ダイの上に素板を置き、周辺をしわ抑えで抑えて、素板にパンチを押し込んで円筒を成形する絞り加工する場合、ここでの素板の微小扇形部分に作用する応力を考える。まずしわ押さえで押えられているフランジ部ではパンチの挿入により発生する絞り加工変形により、円周方向応力の圧縮応力σθが発生し、更にそれと釣り合うための半径方向応力σFrがフランジ部の要素に発生する。これが側壁部に伝達されてσwとなりこれと釣り合う応力σPzがパンチ肩の材料に作用する。このσPzと釣り合う力がパンチ荷重Pとなる。

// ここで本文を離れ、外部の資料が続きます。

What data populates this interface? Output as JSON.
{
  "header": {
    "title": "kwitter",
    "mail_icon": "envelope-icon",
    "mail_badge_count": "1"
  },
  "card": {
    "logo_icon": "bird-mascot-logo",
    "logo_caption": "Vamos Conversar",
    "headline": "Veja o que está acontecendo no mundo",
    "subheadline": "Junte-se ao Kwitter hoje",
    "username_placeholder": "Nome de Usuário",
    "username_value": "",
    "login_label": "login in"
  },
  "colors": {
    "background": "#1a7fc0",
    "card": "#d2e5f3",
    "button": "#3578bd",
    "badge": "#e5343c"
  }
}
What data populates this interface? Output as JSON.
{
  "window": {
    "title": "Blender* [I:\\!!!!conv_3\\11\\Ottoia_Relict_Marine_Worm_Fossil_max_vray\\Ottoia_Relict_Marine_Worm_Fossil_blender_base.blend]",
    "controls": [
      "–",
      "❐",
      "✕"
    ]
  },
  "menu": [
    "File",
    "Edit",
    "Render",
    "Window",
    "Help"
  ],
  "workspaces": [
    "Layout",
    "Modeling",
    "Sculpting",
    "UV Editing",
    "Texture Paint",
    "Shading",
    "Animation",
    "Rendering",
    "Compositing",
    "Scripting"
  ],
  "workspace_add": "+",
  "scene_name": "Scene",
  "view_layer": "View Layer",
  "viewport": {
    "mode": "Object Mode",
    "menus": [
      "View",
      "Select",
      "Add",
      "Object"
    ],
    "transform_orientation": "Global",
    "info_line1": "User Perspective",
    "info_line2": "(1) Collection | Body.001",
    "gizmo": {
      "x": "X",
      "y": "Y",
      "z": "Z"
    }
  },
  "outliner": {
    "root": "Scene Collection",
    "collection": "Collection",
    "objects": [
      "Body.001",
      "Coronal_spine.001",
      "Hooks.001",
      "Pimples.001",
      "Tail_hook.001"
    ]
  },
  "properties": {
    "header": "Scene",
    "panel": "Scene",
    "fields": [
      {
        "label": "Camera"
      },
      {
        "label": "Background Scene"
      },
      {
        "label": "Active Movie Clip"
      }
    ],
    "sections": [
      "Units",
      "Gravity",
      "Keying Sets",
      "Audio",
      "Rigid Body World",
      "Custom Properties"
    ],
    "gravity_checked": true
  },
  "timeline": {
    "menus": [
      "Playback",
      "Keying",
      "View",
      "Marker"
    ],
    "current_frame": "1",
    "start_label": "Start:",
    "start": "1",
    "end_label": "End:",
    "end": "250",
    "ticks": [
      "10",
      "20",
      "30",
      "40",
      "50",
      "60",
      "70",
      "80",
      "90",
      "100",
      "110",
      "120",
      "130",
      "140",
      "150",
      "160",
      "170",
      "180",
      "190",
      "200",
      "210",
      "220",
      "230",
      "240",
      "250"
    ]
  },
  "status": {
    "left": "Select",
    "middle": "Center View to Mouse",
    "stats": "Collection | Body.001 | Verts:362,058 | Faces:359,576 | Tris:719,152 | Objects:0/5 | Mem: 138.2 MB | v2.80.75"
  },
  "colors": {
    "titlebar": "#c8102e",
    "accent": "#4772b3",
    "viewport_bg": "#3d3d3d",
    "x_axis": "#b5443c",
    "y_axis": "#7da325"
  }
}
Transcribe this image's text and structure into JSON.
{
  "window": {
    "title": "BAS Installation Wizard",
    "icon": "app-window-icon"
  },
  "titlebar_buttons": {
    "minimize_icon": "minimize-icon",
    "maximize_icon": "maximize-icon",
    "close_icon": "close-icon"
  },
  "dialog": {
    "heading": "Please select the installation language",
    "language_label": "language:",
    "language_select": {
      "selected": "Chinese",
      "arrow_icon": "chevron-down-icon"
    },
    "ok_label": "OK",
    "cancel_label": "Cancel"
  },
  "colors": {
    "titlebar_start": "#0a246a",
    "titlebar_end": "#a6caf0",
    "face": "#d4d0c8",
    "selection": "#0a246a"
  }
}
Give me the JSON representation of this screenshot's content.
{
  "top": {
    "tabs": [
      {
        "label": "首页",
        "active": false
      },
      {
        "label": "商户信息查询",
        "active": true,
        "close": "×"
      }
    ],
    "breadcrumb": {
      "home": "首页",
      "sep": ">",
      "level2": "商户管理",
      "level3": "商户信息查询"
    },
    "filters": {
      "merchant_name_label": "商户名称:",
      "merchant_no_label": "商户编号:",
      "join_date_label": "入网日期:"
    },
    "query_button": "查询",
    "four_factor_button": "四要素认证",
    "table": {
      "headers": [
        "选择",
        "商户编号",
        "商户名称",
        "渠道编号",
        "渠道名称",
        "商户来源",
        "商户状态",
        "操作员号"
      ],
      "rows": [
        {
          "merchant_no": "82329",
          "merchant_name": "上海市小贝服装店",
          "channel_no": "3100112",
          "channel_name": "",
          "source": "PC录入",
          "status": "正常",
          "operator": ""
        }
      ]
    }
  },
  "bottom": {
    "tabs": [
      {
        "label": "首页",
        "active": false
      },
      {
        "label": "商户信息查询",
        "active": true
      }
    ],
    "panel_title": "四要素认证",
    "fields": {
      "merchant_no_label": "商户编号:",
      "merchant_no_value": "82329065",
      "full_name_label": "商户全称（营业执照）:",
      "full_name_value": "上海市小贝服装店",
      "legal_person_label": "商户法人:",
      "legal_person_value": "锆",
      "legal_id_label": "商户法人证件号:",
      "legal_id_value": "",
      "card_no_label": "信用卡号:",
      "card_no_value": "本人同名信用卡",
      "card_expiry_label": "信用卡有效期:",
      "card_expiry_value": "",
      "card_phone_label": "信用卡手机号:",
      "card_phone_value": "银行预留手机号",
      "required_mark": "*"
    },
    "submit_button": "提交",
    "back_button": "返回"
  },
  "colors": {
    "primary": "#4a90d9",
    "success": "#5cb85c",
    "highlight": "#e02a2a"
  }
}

このような加工法により容器が成形されるかどうかの可否はパンチ肩の材料の強度σBとσPzの大小関係で決まる。すなわちσB
>σPzであればフランジ部の材料をダイ穴に引き込むために必要な応力をパンチ肩の強度で支えることができるので、容器を絞ることができる。一方この条件が逆の場合σPzが材料の強度を上回るのでパンチ肩の材料は破断してしまい、容器を絞り成形することはできない。
一方、素板の変形は材料の塑性領域における引張り特性や、加工によって発生する応力の関係で、変形状態や加工のしやすさなどが変わってくる。それらの指標として降伏比、n値、r値φ値などがあり、最大絞り力と関連がある。また破断が発生する変形形状を予測する方法としてのFLDや、絞りの指標としてLDRなどがある。